Humans perform many locomotor tasks that require swiftly navigating through cluttered environments. To move smoothly through multiple waypoints, actors must maintain the possibility of task success, which is constrained by their action capabilities. In a previous study, we found that when subjects steer through multiple waypoints, they adapt their approach trajectory to the most immediate waypoint (WP_N) in a way that depends on the position of WP_N+1. Specifically, they initially veer away from WP_N in a direction opposite WP_N+1 before turning back, allowing for a smoother trajectory through the series of waypoints. Importantly, such anticipatory steering behavior was more exaggerated when the subject’s vehicle was sluggish compared to when it was agile.

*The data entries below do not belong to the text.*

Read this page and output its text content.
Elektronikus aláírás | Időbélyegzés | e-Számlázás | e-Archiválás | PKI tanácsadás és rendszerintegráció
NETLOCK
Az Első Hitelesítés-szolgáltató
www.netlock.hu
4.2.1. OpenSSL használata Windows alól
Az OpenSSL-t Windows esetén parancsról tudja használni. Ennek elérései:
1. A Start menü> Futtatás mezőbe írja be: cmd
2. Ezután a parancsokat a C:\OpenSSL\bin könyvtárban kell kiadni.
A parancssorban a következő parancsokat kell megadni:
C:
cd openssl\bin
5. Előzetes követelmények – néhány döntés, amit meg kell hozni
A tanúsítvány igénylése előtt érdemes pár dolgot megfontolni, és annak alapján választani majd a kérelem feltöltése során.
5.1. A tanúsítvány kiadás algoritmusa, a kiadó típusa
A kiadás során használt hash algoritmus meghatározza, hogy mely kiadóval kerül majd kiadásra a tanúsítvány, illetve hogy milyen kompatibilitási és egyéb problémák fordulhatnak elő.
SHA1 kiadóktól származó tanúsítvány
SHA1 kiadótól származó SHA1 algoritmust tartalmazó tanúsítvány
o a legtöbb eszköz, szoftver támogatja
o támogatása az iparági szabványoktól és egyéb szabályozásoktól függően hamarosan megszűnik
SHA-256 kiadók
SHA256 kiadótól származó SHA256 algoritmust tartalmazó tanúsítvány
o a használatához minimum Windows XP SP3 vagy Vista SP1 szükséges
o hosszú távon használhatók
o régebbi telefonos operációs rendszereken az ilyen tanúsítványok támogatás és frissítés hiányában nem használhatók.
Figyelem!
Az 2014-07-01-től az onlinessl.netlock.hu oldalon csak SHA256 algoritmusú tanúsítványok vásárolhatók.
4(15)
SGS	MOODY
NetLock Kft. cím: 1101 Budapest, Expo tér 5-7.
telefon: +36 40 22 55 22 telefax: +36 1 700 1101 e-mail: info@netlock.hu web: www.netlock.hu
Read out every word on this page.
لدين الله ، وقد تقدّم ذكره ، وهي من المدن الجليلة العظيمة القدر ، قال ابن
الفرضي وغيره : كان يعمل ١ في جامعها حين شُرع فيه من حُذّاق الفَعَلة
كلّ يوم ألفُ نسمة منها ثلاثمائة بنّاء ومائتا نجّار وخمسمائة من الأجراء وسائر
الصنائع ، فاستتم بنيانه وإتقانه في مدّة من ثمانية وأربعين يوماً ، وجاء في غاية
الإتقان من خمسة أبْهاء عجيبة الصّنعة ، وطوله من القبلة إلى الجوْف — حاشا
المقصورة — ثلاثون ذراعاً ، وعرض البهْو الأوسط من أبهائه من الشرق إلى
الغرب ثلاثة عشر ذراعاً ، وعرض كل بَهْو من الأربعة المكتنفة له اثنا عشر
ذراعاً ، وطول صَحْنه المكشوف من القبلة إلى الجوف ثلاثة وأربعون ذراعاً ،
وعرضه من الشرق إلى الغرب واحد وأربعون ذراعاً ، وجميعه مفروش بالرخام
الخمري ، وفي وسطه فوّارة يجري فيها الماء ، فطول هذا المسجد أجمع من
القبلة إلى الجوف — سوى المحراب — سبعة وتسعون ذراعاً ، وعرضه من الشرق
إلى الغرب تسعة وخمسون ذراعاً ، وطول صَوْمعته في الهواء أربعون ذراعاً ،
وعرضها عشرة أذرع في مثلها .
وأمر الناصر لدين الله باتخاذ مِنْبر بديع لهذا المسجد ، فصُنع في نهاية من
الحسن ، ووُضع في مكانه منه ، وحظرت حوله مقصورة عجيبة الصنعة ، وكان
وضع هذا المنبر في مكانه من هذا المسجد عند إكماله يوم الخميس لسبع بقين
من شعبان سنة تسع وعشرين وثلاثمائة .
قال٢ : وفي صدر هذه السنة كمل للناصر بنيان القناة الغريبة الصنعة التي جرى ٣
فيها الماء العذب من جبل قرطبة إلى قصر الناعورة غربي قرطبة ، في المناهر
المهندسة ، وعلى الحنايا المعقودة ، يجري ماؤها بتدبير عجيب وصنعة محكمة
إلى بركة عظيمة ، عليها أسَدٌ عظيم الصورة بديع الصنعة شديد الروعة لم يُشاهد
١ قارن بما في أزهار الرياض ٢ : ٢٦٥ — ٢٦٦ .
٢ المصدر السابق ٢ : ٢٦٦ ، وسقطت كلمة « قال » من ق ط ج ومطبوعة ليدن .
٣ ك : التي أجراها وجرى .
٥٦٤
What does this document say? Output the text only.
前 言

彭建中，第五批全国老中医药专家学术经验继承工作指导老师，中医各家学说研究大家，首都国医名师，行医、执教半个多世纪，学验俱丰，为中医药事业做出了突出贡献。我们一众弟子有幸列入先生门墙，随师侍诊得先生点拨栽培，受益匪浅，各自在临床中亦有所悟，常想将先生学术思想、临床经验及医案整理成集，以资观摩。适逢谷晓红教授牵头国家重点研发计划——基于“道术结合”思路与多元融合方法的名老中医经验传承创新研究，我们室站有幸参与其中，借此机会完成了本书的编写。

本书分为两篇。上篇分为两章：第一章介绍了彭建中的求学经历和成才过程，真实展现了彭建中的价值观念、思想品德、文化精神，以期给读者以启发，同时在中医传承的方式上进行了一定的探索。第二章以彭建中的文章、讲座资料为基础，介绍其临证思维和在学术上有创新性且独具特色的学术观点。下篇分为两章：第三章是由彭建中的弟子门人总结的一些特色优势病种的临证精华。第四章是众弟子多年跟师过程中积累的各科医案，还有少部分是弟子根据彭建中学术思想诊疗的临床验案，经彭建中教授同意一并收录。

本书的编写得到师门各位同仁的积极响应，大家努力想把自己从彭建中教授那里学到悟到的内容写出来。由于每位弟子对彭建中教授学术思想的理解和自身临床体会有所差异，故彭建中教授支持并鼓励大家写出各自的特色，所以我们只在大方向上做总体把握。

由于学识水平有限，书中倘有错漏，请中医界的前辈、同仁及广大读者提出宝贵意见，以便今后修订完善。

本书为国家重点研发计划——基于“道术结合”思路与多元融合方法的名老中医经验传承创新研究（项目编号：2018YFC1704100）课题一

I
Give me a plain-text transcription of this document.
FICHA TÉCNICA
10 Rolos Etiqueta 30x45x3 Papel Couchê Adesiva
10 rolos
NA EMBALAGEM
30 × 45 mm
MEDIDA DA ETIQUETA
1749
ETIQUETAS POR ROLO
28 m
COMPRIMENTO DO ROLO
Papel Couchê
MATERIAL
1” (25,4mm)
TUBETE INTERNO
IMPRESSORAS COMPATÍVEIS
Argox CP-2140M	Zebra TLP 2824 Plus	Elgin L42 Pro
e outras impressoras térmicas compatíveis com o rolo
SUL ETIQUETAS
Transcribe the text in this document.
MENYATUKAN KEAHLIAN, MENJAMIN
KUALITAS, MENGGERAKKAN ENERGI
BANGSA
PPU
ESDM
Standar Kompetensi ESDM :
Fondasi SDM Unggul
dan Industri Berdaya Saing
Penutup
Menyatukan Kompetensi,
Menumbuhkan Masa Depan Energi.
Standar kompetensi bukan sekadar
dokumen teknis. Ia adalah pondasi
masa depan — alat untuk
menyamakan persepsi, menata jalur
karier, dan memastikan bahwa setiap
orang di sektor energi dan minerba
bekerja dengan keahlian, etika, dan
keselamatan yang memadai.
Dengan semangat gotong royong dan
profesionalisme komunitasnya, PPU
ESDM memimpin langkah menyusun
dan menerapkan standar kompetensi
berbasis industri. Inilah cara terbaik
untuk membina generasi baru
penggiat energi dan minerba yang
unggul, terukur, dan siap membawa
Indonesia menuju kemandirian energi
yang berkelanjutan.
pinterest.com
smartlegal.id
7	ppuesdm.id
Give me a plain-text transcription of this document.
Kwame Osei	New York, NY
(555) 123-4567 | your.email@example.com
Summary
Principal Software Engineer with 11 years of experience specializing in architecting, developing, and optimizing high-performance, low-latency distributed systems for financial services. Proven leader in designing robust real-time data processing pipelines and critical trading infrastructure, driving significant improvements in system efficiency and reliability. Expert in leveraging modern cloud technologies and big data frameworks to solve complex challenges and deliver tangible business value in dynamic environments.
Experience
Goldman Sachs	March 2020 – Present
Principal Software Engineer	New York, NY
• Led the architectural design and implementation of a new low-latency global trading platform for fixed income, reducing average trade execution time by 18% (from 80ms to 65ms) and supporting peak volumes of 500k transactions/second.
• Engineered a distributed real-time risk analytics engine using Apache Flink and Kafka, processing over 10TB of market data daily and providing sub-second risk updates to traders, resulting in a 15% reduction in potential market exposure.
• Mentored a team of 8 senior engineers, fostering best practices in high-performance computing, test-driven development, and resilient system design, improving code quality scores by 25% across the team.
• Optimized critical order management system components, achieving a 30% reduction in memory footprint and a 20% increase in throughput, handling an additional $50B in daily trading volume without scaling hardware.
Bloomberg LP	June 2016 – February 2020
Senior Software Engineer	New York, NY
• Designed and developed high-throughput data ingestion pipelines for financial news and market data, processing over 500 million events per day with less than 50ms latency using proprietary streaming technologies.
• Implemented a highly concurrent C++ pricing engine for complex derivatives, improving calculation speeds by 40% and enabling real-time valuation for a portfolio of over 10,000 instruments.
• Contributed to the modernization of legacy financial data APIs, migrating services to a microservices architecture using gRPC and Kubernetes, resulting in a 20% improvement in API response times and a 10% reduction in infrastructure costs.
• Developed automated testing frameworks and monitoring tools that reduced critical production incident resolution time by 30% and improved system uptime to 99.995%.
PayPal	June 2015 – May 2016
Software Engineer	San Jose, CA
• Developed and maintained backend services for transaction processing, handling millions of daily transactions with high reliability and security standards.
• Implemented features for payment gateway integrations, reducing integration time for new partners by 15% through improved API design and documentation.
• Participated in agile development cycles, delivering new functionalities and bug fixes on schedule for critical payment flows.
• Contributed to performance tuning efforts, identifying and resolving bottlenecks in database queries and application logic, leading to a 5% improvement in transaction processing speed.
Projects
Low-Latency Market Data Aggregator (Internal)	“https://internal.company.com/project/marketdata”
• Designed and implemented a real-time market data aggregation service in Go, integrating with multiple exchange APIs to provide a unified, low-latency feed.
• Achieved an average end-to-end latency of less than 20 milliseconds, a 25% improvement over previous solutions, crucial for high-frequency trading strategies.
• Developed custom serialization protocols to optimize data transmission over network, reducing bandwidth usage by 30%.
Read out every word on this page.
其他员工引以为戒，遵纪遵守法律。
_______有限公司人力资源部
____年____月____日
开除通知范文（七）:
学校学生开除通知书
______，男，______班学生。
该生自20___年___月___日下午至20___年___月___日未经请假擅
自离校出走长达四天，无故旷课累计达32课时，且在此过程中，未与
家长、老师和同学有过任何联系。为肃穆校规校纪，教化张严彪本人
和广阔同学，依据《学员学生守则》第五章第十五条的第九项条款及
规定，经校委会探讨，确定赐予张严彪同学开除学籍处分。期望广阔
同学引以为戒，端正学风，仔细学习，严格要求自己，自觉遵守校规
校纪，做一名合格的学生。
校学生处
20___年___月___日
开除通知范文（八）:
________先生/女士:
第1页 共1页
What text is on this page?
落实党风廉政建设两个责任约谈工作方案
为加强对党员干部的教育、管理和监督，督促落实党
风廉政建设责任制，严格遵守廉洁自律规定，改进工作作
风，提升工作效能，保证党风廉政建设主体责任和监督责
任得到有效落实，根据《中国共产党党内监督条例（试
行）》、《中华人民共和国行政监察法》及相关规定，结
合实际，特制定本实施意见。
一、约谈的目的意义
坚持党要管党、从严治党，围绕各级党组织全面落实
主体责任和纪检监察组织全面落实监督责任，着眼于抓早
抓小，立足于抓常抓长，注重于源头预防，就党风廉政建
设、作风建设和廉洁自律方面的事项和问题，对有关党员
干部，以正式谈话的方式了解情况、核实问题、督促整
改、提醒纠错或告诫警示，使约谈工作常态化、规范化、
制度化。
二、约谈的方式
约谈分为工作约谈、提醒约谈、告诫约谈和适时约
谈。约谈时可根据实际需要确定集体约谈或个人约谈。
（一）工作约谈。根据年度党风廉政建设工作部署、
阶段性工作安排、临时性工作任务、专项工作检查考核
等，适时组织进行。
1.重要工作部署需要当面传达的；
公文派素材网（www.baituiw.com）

The present study explored the ability of subjects to recalibrate to changes in action capabilities. Subjects used a game controller to steer a drone through a series of three gates in a virtual environment viewed on a monitor. Two gates were at a fixed distance on the centerline, and the third at a variable distance and angle. The experiment comprised 11 blocks of 18 trials and drone dynamics were manipulated across blocks. The drone was sluggish for Blocks 1-5, gradually transitioned to agile in Block 6, and remained agile for Blocks 7-11. Although subjects seemed unaware of the change in drone dynamics, they adapted their steering behavior following the change, gradually generating more direct trajectories to Gate 2 over blocks. The findings suggest that humans are sensitive to changes in their action capabilities and adapt their behavior to maintain the possibility of task success in accordance with affordance-based control. The study provides a clearer understanding of how and under what conditions humans adapt their movements in anticipation of future goals and informs the development of control strategies for steering through multiple waypoints.

Acknowledgements: NSF 2218220